The price rise will disproportionately affect low-income families who spend more of their income on energy. It is expected to account for 12 per cent of the income of the poorest households compared with 8.5 per cent now.

At the same time, the RF said the freeze to income-tax thresholds and the 1.25 per cent increase in personal NICs would cost the average household £600 a year. For families in the top half of the income distribution, the NIC rise alone would lift tax bills by an average of £750.

Meanwhile, the RF said real wages, which were flat in October, had “almost certainly” started to fall and would not pick up again until the final three months of 2022, leaving real pay just 0.1 per cent higher than it was at the start of the year.

By the end of 2024, real wages would still be £740 a year lower than if the UK’s “already sluggish” pre-pandemic pay growth continued.

Bell said the top of the government’s New Year resolutions should be addressing April’s energy bills hike, “particularly for the poorest households who will be hardest hit by rising gas and electricity bills”.

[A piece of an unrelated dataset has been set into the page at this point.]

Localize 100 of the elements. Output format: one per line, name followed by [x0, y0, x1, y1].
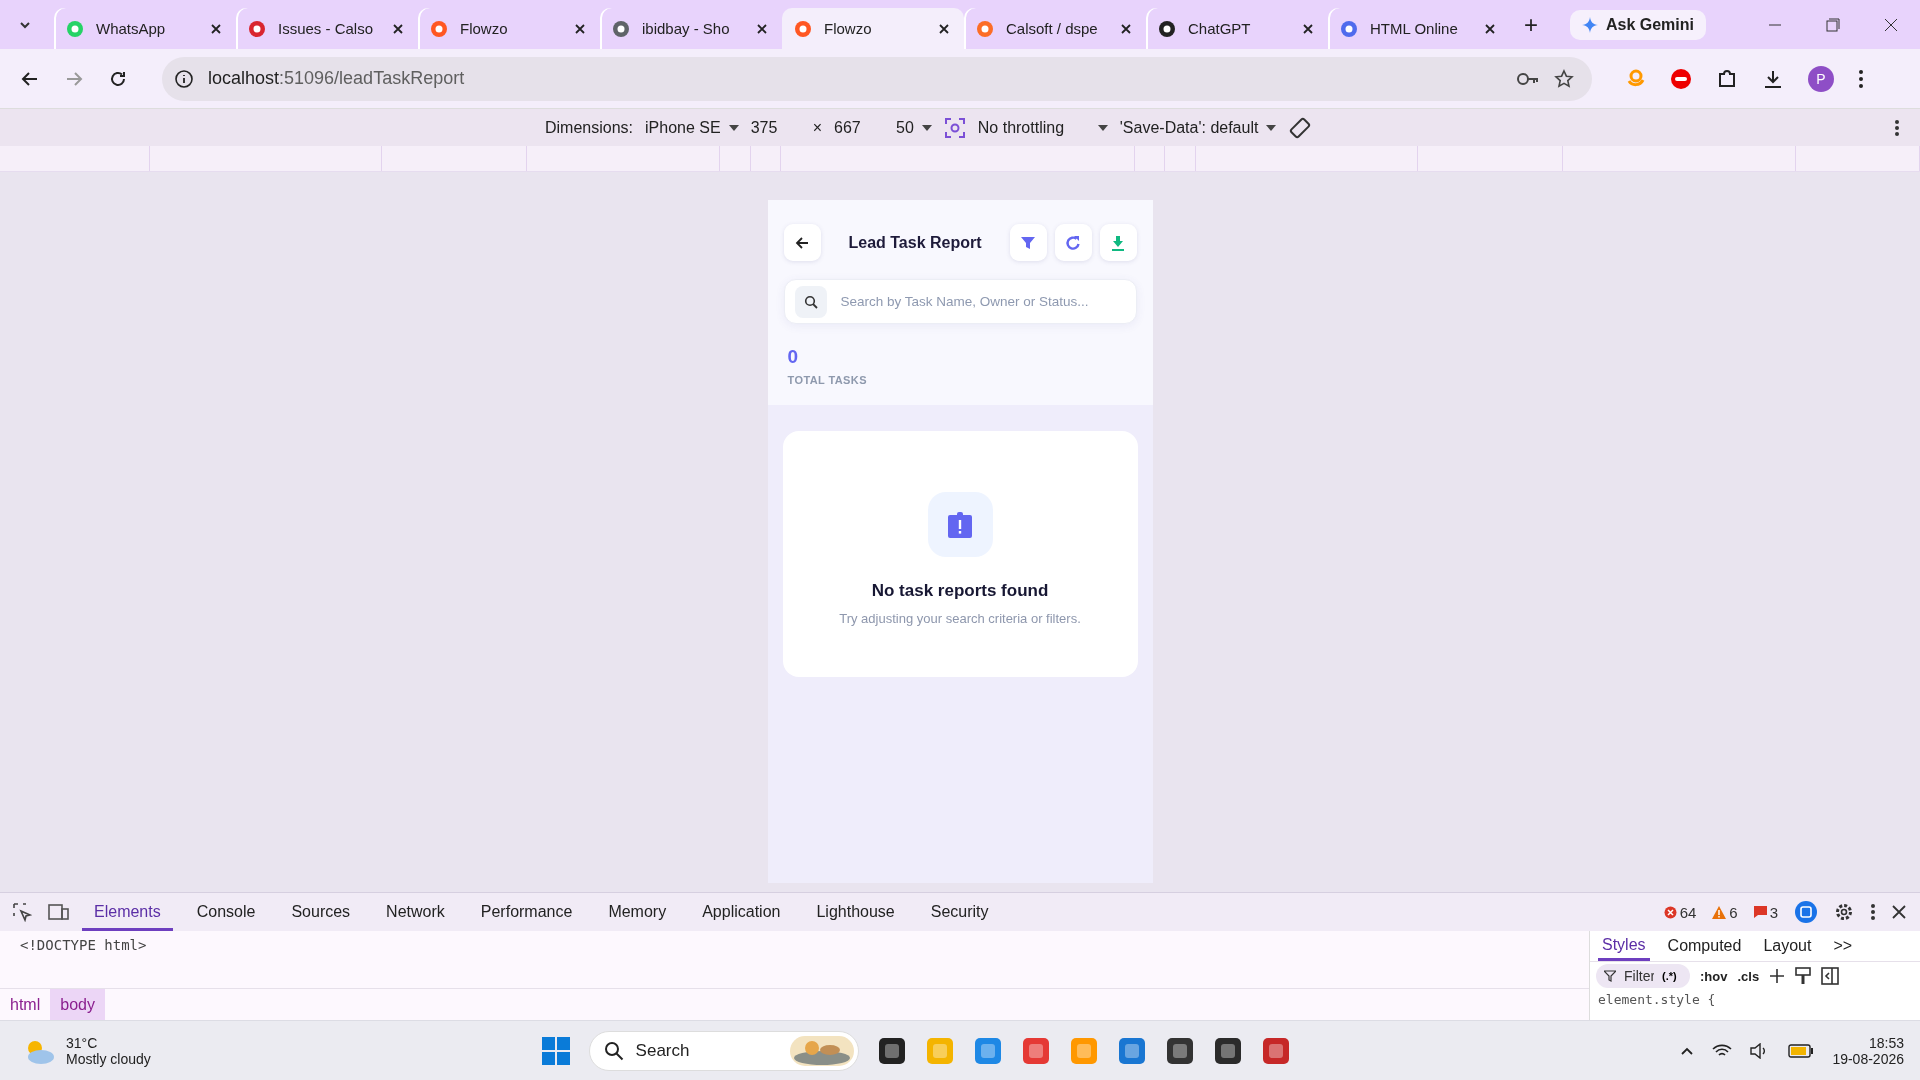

The RF said the government’s top priority for further action should be tackling rising energy bills and suggested the following options to do so:

  • Reducing the size of the energy cap rise directly. Compensating energy suppliers for a six-month, £200 reduction would cost around £2.7 billion, or £450 million if focused on lower-income households on Universal Credit.
  • Extending the time period over which the costs of supplier failures are recouped, with the £100 bill rise reflecting a policy of recouping costs over a single year.
  • Moving environmental and social levies currently added to electricity bills into general taxation, saving households £160 per year and costing up £4.5 billion per year.
  • Extending and increasing the Warm Homes Discount.